José Augusto tira um cigarro Free da carteira, dá uns tapinhas repetidos com o filtro na caixa de fósforo – mania do velho Bundórica que fumava cigarro Astória, aquele amarelinho sem filtro. Acende, dá uma tragada, joga a fumaça pelo nariz e se sente um homem realizado.
- Com o 13º salário – ele pensa, olhando para o buraco na parede de onde caíra o armador de rede – eu vou reforçar com bastante cimento.
Ninguém na Cidade Nova suspeita que o funcionário José Augusto, auxiliar administrativo da SEMEC, é o mesmo Zé Bundórica da bola de Sernambi, da pistola, da corneta e da boneca. Mas se você, leitor (a), fosse Freud de igarapé, certamente verificaria que na alma dele existem alguns arranhões semelhantes ao do cabo do revólver.
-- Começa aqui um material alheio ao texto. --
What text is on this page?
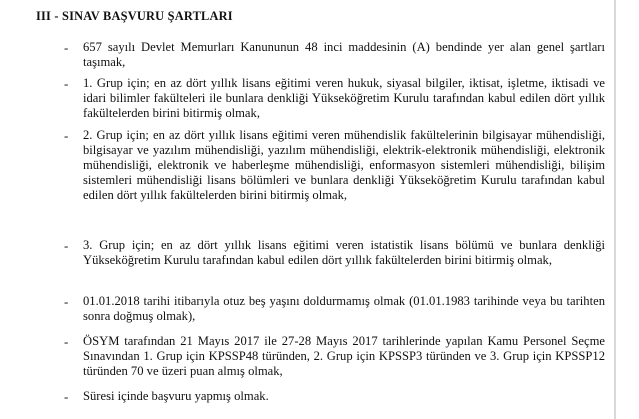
III - SINAV BAŞVURU ŞARTLARI
- 657 sayılı Devlet Memurları Kanununun 48 inci maddesinin (A) bendinde yer alan genel şartları taşımak,
- 1. Grup için; en az dört yıllık lisans eğitimi veren hukuk, siyasal bilgiler, iktisat, işletme, iktisadi ve idari bilimler fakülteleri ile bunlara denkliği Yükseköğretim Kurulu tarafından kabul edilen dört yıllık fakültelerden birini bitirmiş olmak,
- 2. Grup için; en az dört yıllık lisans eğitimi veren mühendislik fakültelerinin bilgisayar mühendisliği, bilgisayar ve yazılım mühendisliği, yazılım mühendisliği, elektrik-elektronik mühendisliği, elektronik mühendisliği, elektronik ve haberleşme mühendisliği, enformasyon sistemleri mühendisliği, bilişim sistemleri mühendisliği lisans bölümleri ve bunlara denkliği Yükseköğretim Kurulu tarafından kabul edilen dört yıllık fakültelerden birini bitirmiş olmak,
- 3. Grup için; en az dört yıllık lisans eğitimi veren istatistik lisans bölümü ve bunlara denkliği Yükseköğretim Kurulu tarafından kabul edilen dört yıllık fakültelerden birini bitirmiş olmak,
- 01.01.2018 tarihi itibarıyla otuz beş yaşını doldurmamış olmak (01.01.1983 tarihinde veya bu tarihten sonra doğmuş olmak),
- ÖSYM tarafından 21 Mayıs 2017 ile 27-28 Mayıs 2017 tarihlerinde yapılan Kamu Personel Seçme Sınavından 1. Grup için KPSSP48 türünden, 2. Grup için KPSSP3 türünden ve 3. Grup için KPSSP12 türünden 70 ve üzeri puan almış olmak,
- Süresi içinde başvuru yapmış olmak.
Não tem tinta preta que esconda.
O filme termina com as vozes em off da Cleomar, da Dagmar e do Brígido Nogueira, comandando o coro na Missa do Galo: “Glo-o-o-o-o, o-o-o-o, o-o-o-o, ria, in excelsis Deo", enquanto aparecem as legendas com os créditos. Título: Natal Bundórica. Direção: Euclides Coelho de Souza, o maior titiriteiro da América Latina. Roteiro: Zé Bessa. Segue a lista dos atores que interpretaram Severino Bundórica, Zé Bundórica, Mamãe Bundórica e José Augusto Júnior.